Once upon a time I thought that orchids were tender tropical plants with exotic flowers; the sort of thing that you could see in hothouses or in that beautiful collection in Jersey. Then a few years ago, much to my surprise, I found the permanent meadowland around my home in Sliabh Mannan full of strange plants.

I tentatively identified the more common of these (left), from a guide book, as the common spotted orchid (dactylorhiza fuchsii), though to my way of thinking that was a serious misnomer since I had never spotted it before.  It  turned out that the name signified the presence of dark spots on the leaves and spotted patterns on the mauve flowers.

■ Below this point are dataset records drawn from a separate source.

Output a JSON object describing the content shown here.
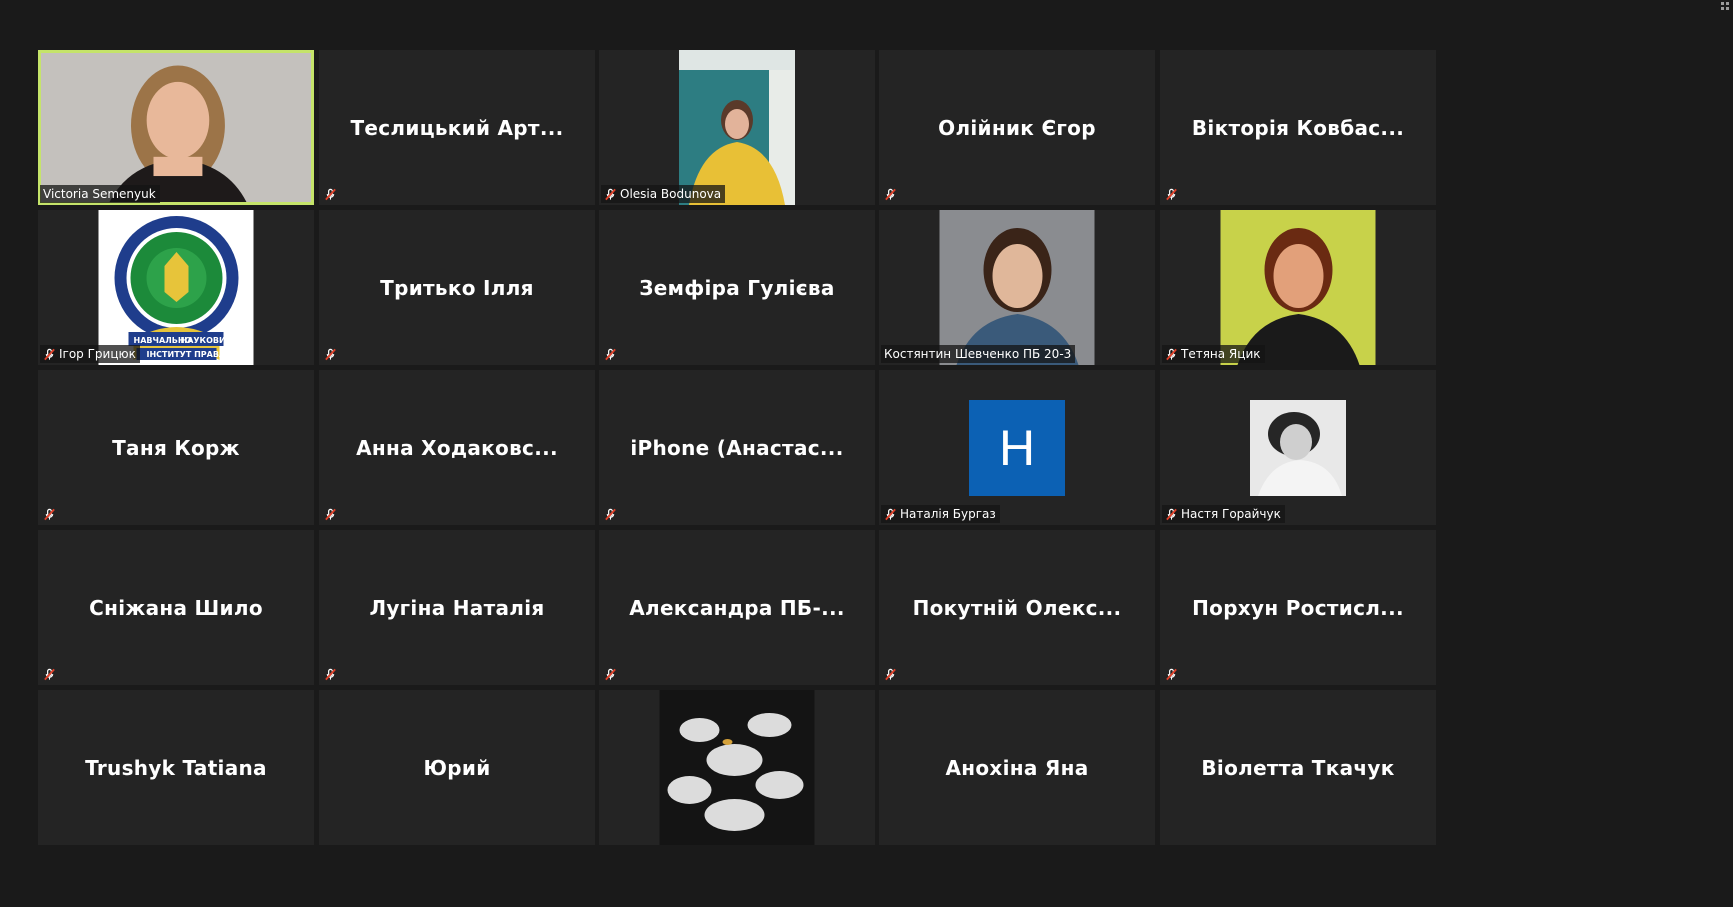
{
  "colors": {
    "background": "#1a1a1a",
    "tile": "#242424",
    "active_speaker_border": "#c5e46a",
    "muted_icon": "#e0412a",
    "avatar_blue": "#0c61b4"
  },
  "participants": [
    {
      "kind": "video",
      "name": "Victoria Semenyuk",
      "active": true,
      "muted": false
    },
    {
      "kind": "name",
      "name": "Теслицький  Арт...",
      "muted": true
    },
    {
      "kind": "video",
      "name": "Olesia Bodunova",
      "muted": true
    },
    {
      "kind": "name",
      "name": "Олійник Єгор",
      "muted": true
    },
    {
      "kind": "name",
      "name": "Вікторія  Ковбас...",
      "muted": true
    },
    {
      "kind": "emblem",
      "name": "Ігор Грицюк",
      "muted": true,
      "emblem_text": "НАВЧАЛЬНО НАУКОВИЙ ІНСТИТУТ ПРАВА"
    },
    {
      "kind": "name",
      "name": "Тритько Ілля",
      "muted": true
    },
    {
      "kind": "name",
      "name": "Земфіра Гулієва",
      "muted": true
    },
    {
      "kind": "photo",
      "name": "Костянтин Шевченко ПБ 20-3",
      "muted": false
    },
    {
      "kind": "photo",
      "name": "Тетяна Яцик",
      "muted": true
    },
    {
      "kind": "name",
      "name": "Таня Корж",
      "muted": true
    },
    {
      "kind": "name",
      "name": "Анна  Ходаковс...",
      "muted": true
    },
    {
      "kind": "name",
      "name": "iPhone  (Анастас...",
      "muted": true
    },
    {
      "kind": "avatar",
      "name": "Наталія Бургаз",
      "letter": "Н",
      "muted": true
    },
    {
      "kind": "avatar-photo",
      "name": "Настя Горайчук",
      "muted": true
    },
    {
      "kind": "name",
      "name": "Сніжана Шило",
      "muted": true
    },
    {
      "kind": "name",
      "name": "Лугіна Наталія",
      "muted": true
    },
    {
      "kind": "name",
      "name": "Александра  ПБ-...",
      "muted": true
    },
    {
      "kind": "name",
      "name": "Покутній  Олекс...",
      "muted": true
    },
    {
      "kind": "name",
      "name": "Порхун  Ростисл...",
      "muted": true
    },
    {
      "kind": "name",
      "name": "Trushyk Tatiana",
      "muted": false
    },
    {
      "kind": "name",
      "name": "Юрий",
      "muted": false
    },
    {
      "kind": "plant",
      "name": "",
      "muted": false
    },
    {
      "kind": "name",
      "name": "Анохіна Яна",
      "muted": false
    },
    {
      "kind": "name",
      "name": "Віолетта Ткачук",
      "muted": false
    }
  ]
}
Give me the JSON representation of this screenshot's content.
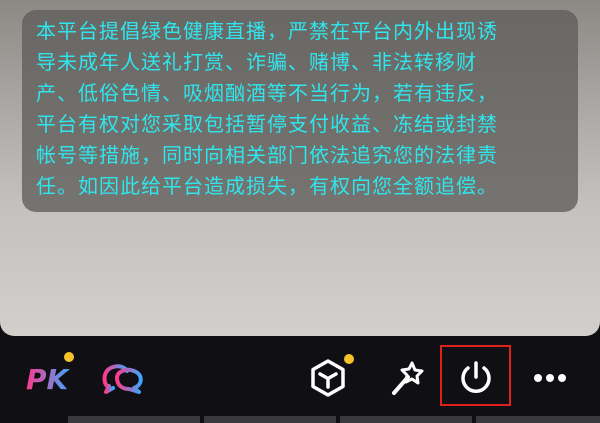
{
  "notice": {
    "text": "本平台提倡绿色健康直播，严禁在平台内外出现诱\n导未成年人送礼打赏、诈骗、赌博、非法转移财\n产、低俗色情、吸烟酗酒等不当行为，若有违反，\n平台有权对您采取包括暂停支付收益、冻结或封禁\n帐号等措施，同时向相关部门依法追究您的法律责\n任。如因此给平台造成损失，有权向您全额追偿。",
    "text_color": "#2fe6ee"
  },
  "toolbar": {
    "pk_label": "PK",
    "items": [
      {
        "icon": "pk-icon",
        "has_badge": true
      },
      {
        "icon": "chat-bubbles-icon",
        "has_badge": false
      },
      {
        "icon": "hexagon-box-icon",
        "has_badge": true
      },
      {
        "icon": "magic-wand-icon",
        "has_badge": false
      },
      {
        "icon": "power-icon",
        "highlighted": true
      },
      {
        "icon": "more-icon",
        "has_badge": false
      }
    ],
    "badge_color": "#f6c32b",
    "highlight_color": "#e0201c"
  }
}
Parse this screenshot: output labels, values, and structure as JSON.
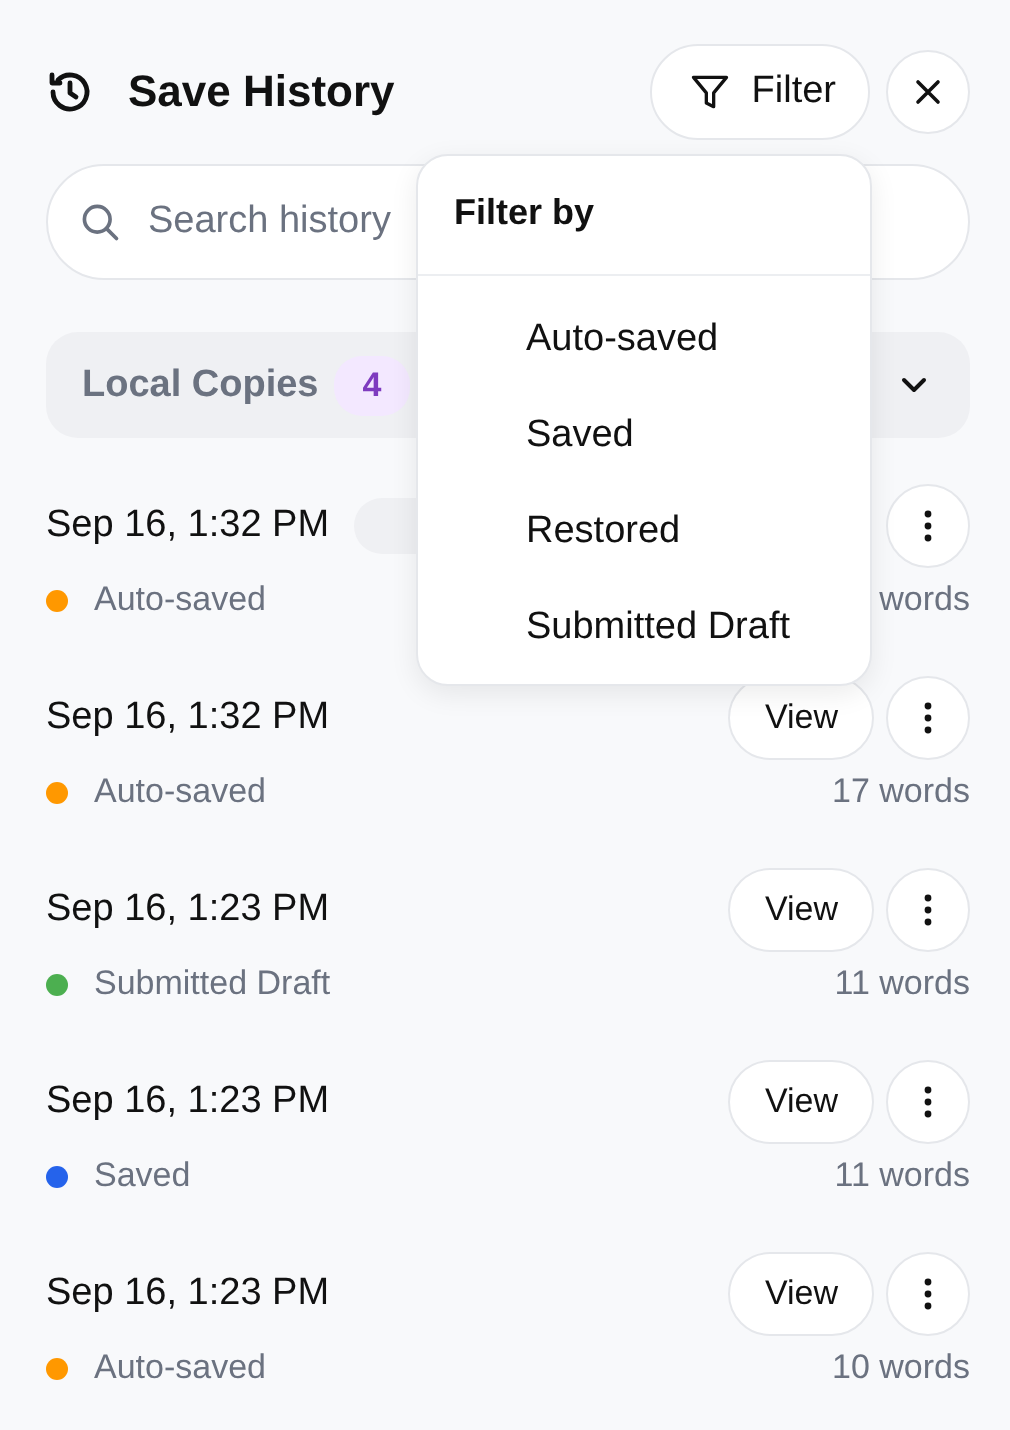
{
  "header": {
    "title": "Save History",
    "filter_button": "Filter"
  },
  "search": {
    "placeholder": "Search history"
  },
  "section": {
    "label": "Local Copies",
    "count": "4"
  },
  "filter_menu": {
    "title": "Filter by",
    "options": [
      "Auto-saved",
      "Saved",
      "Restored",
      "Submitted Draft"
    ]
  },
  "entries": [
    {
      "date": "Sep 16, 1:32 PM",
      "status": "Auto-saved",
      "color": "#ff9800",
      "words": "words"
    },
    {
      "date": "Sep 16, 1:32 PM",
      "status": "Auto-saved",
      "color": "#ff9800",
      "words": "17 words",
      "view": "View"
    },
    {
      "date": "Sep 16, 1:23 PM",
      "status": "Submitted Draft",
      "color": "#4caf50",
      "words": "11 words",
      "view": "View"
    },
    {
      "date": "Sep 16, 1:23 PM",
      "status": "Saved",
      "color": "#2563eb",
      "words": "11 words",
      "view": "View"
    },
    {
      "date": "Sep 16, 1:23 PM",
      "status": "Auto-saved",
      "color": "#ff9800",
      "words": "10 words",
      "view": "View"
    }
  ]
}
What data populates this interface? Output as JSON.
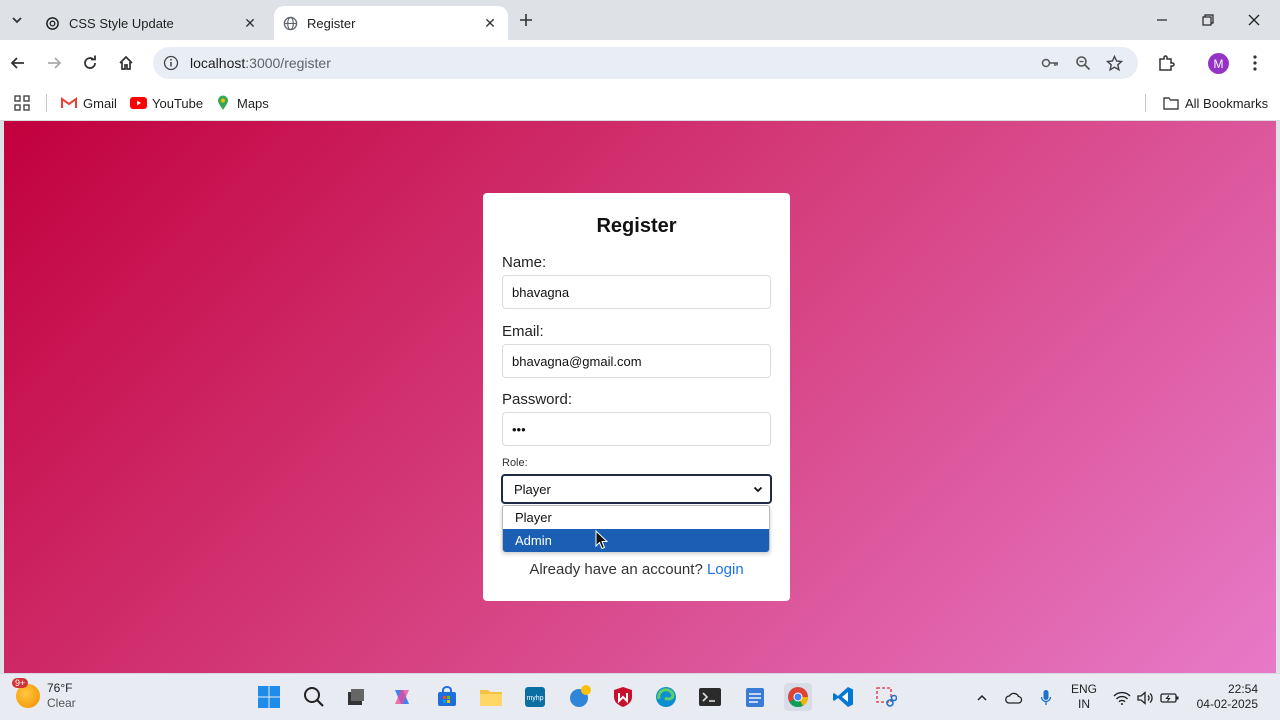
{
  "tabs": [
    {
      "title": "CSS Style Update",
      "active": false
    },
    {
      "title": "Register",
      "active": true
    }
  ],
  "toolbar": {
    "url_host": "localhost",
    "url_path": ":3000/register"
  },
  "profile": {
    "initial": "M"
  },
  "bookmarks": {
    "items": [
      "Gmail",
      "YouTube",
      "Maps"
    ],
    "all_label": "All Bookmarks"
  },
  "form": {
    "title": "Register",
    "name_label": "Name:",
    "name_value": "bhavagna",
    "email_label": "Email:",
    "email_value": "bhavagna@gmail.com",
    "password_label": "Password:",
    "password_value": "•••",
    "role_label": "Role:",
    "role_selected": "Player",
    "role_options": [
      "Player",
      "Admin"
    ],
    "footer_text": "Already have an account?",
    "login_link": "Login"
  },
  "taskbar": {
    "weather_temp": "76°F",
    "weather_desc": "Clear",
    "weather_badge": "9+",
    "lang_line1": "ENG",
    "lang_line2": "IN",
    "time": "22:54",
    "date": "04-02-2025"
  },
  "colors": {
    "gradient_start": "#c2003e",
    "gradient_end": "#e77ac8",
    "selected_option": "#1a5fb4",
    "link": "#1a73e8"
  }
}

Considerably less common was a much darker purple flower (right) that I thought was probably the early marsh orchid (dactylorhiza incarnata).  I claim no great conviction behind these identifications, so if you know better please feel free to let me know. There is a variety known as heath spotted and another called northern marsh that look superficially very similar.

The new flowers were attended by a locally new species of butterfly, the common blue, as reported in an earlier post (28 October 2013) of this blog.

For the next few years a few stunted specimens appeared erratically. This month however the meadows are once again full of these beautiful wild flowers. I suspect the mild winter has encouraged them, as it has so many tender plants.

Remarkably the magnolia in my garden flowered this year for the first time since I planted it, although I bought it years ago as a sapling already in flower.